DevOps during COVID-19
COVID-19 is not just a centennial public health and economic crisis. It is also a unique sudden experiment in digital transformation. The way we work will be different forever.
What previously appeared to be niche differences in DevOps performance now have significant impact.
Sam reviews three months of research since the quarantine and identifies factors that differentiate teams that survive from those that thrive.
Chapters
Full transcript
The complete talk, organized by section.
Sam Guckenheimer
Thank you for coming back.
Yesterday in the plenary session, I chatted with Gene about what we've learned so far around DevOps, COVID, and the future of work.
My goal in this session is to dive more deeply into the data.

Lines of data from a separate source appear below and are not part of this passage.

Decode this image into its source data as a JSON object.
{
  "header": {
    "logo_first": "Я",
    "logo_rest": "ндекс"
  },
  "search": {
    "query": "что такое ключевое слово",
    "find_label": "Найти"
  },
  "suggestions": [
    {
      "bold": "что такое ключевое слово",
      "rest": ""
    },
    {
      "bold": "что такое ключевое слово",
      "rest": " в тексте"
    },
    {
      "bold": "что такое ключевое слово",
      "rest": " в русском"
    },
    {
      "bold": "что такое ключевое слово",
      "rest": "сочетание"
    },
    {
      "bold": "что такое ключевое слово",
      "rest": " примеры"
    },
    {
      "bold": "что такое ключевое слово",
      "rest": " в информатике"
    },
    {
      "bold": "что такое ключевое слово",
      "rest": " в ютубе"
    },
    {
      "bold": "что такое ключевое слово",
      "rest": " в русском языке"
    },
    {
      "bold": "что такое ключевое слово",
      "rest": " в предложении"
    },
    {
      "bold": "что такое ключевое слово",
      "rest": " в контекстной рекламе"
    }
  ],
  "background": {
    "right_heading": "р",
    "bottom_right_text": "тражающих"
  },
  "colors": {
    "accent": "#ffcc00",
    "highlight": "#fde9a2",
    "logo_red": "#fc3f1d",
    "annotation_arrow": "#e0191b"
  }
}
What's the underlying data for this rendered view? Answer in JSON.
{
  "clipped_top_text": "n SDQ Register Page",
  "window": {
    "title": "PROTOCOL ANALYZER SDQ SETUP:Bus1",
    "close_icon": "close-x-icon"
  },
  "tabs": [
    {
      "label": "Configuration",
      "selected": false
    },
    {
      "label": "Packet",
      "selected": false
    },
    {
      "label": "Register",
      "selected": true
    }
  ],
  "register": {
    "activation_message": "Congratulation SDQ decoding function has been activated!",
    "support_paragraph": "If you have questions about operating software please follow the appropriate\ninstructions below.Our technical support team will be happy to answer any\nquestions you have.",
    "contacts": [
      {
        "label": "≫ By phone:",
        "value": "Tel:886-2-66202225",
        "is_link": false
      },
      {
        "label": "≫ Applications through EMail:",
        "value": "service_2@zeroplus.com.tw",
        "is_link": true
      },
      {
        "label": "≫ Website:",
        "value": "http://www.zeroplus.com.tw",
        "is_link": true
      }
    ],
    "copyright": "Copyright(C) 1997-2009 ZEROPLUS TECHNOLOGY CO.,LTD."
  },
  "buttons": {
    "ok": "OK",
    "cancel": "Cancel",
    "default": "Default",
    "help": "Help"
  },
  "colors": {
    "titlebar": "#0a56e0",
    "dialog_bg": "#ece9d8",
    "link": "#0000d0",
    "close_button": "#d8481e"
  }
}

So I'll spend some time on the research data.
I'll spend more on what we know about stress during the COVID pandemic.
I'll isolate what we know about working from home from COVID by looking at pre-COVID work-from-home research, and then I'll look at recent studies that compare from pre-COVID epidemic to during the lockdown.
Then I'll talk about what we observe on working effectively, what we observe on applying DevOps more effectively, and what we should expect going forward into the new normal.
So first, let's start with what the data indicate.
And since we're meeting virtually in London, data are plural, and they indicate that developers are doing more.
This is a surprise to many of us.
This is a surprise to me.
I expected to see that when we went into lockdown from COVID, we would see a drop in developer productivity.
We don't find it.
I'm going to share two data sets with you.
They're completely independent, and they're both big.
So this one is from Microsoft internal.
It's data out of the One Engineering System, which is built on Azure DevOps, where we can measure across all Microsoft engineering levels of activity.
And we find that we look at pull requests year over year, they're up in 2020 relative to 2019.
And if we look at this black line here, we see that when we closed the office and made everyone go home mandatorily across the company at the beginning of March, there was no visible change in pull request volume.
We tried to drill further by looking at the data week over week, so in other words, comparing Monday to Monday, Tuesday to Tuesday, and so forth.
And each of these colored bands is a different week, with magenta being March 8th.
By then, everyone was fully working from home.
The offices were completely shut.
So what did we see?
We saw that people were still working quite a bit.
In fact, they were working longer days.
It appears that engineers were starting their day earlier.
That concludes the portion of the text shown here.